The Company and the owner of the M/S Summer Wind filed actions in the U.S. District Court for the Southern District of Texas seeking exoneration from or limitation of liability relating to the foregoing incident as provided for in the federal rules of procedure for maritime claims. The two actions were consolidated for procedural purposes since they both arise out of the same occurrence. There is a separate process for making a claim under the Oil Pollution Act of 1990 (“OPA”). The Company is processing claims properly presented, documented and recoverable under OPA. The Company is named as a party in other lawsuits filed in connection with this incident which are currently stayed by orders entered into by the court in the limitation proceedings, some of which may also have been presented as claims in the limitation proceeding. The actions include allegation of business interruption, loss of profit, loss of use of natural resources and seek unspecified economic and compensatory damages. In addition, the Company has received claims from numerous parties claiming property damage and various economic damages. The Company has also been named as a defendant in a civil action by two crewmembers of the M/V Miss Susan, alleging damages under the general maritime law and the Jones Act.

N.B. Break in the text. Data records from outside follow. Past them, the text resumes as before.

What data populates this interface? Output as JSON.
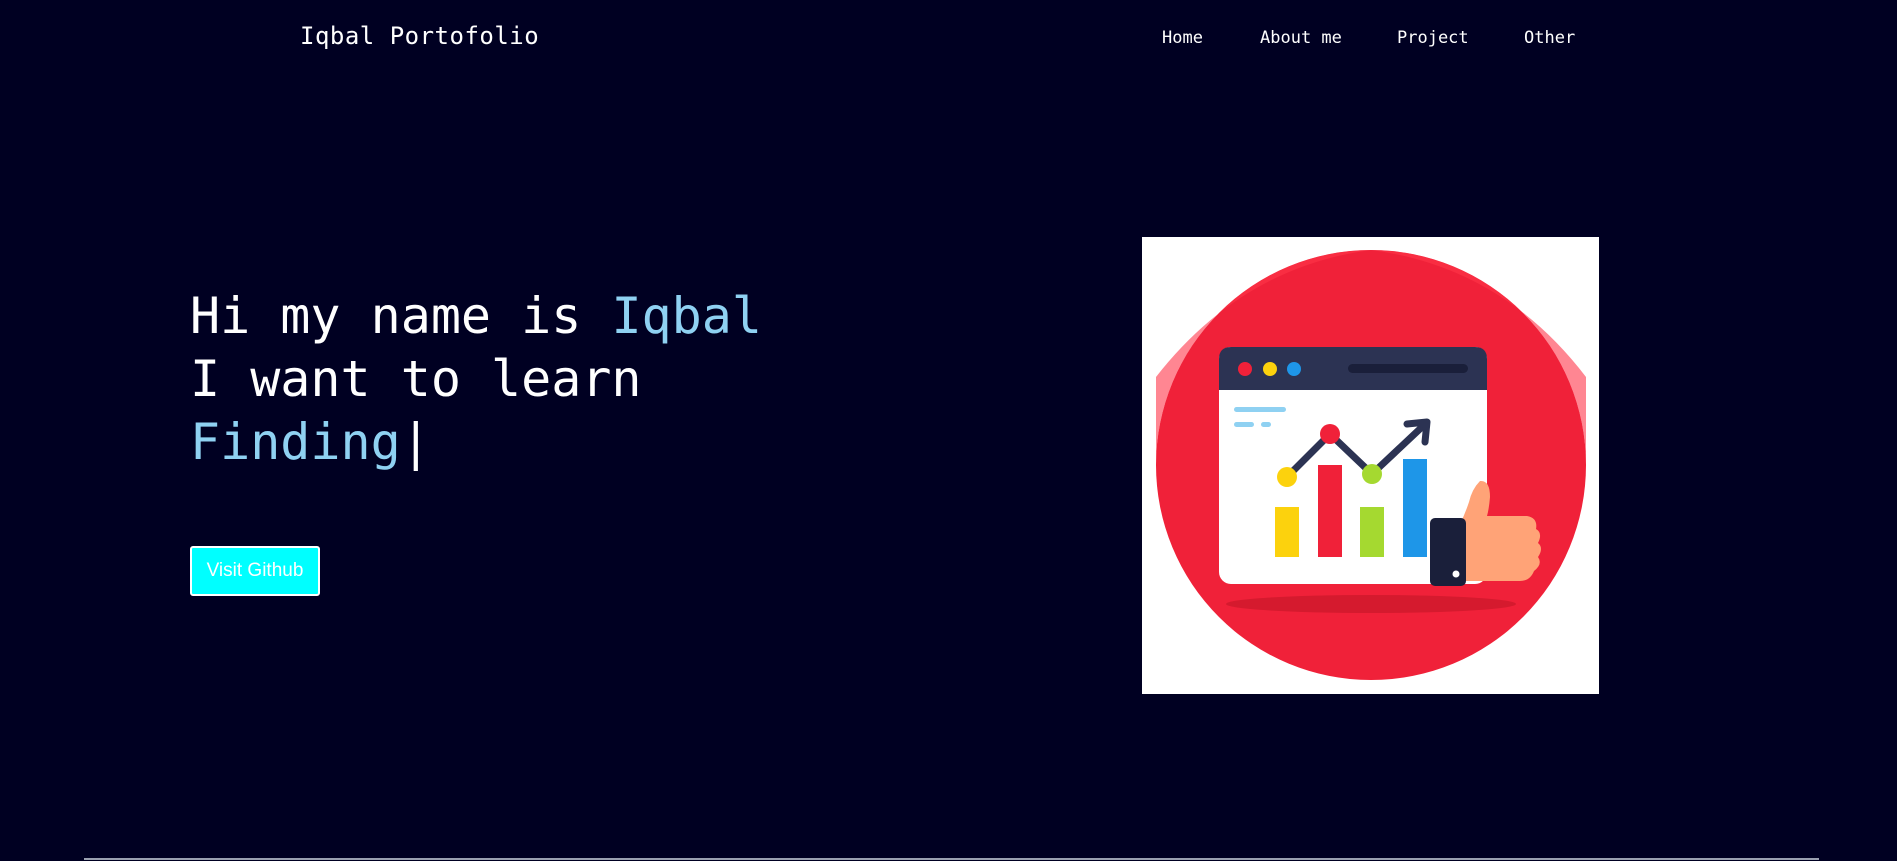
{
  "header": {
    "brand": "Iqbal Portofolio",
    "nav": [
      {
        "label": "Home"
      },
      {
        "label": "About me"
      },
      {
        "label": "Project"
      },
      {
        "label": "Other"
      }
    ]
  },
  "hero": {
    "greeting_prefix": "Hi my name is ",
    "name": "Iqbal",
    "learn_prefix": "I want to learn",
    "typed_word": "Finding",
    "cursor": "|",
    "button_label": "Visit Github"
  },
  "colors": {
    "background": "#000022",
    "accent": "#8fd1f2",
    "button": "#00ffff"
  },
  "illustration": {
    "icon": "analytics-chart-thumbs-up-icon"
  }
}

The litigation and claims process is ongoing. In December 2015, the Company submitted evidence in the liability trial in connection with the consolidated limitation actions. The damages phase of the trial was reset to the third quarter of 2016 in order to accommodate ongoing negotiation of the OPA claims filed in the limitation. The Company is also subject to penalties under the provisions of the Clean Water Act for the discharge of cargo from its barge as a result of the collision and is in negotiations with the Department of Justice and USCG with respect to the penalties to be assessed against the Company under that Act. The Company believes it has adequate insurance coverage for pollution, marine and other potential liabilities arising from the incident. The Company believes it has accrued adequate reserves for the incident and does not expect the incident to have a material adverse effect on its business or financial condition.
 
The Company is also involved in various legal and other proceedings which are incidental to the conduct of its business, none of which in the opinion of management will have a material effect on the Company’s business or financial condition. Management believes that it has recorded adequate reserves and believes that it has adequate insurance coverage or has meritorious defenses for these other claims and contingencies.
 
The Company has issued guaranties or obtained standby letters of credit and performance bonds supporting performance by the Company and its subsidiaries of contractual or contingent legal obligations of the Company and its subsidiaries incurred in the ordinary course of business. The aggregate notional value of these instruments is $18,061,000 at June 30, 2016, including $4,393,000 in letters of credit and $13,668,000 in performance bonds. All of these instruments have an expiration date within four years. The Company does not believe demand for payment under these instruments is likely and expects no material cash outlays to occur in connection with these instruments.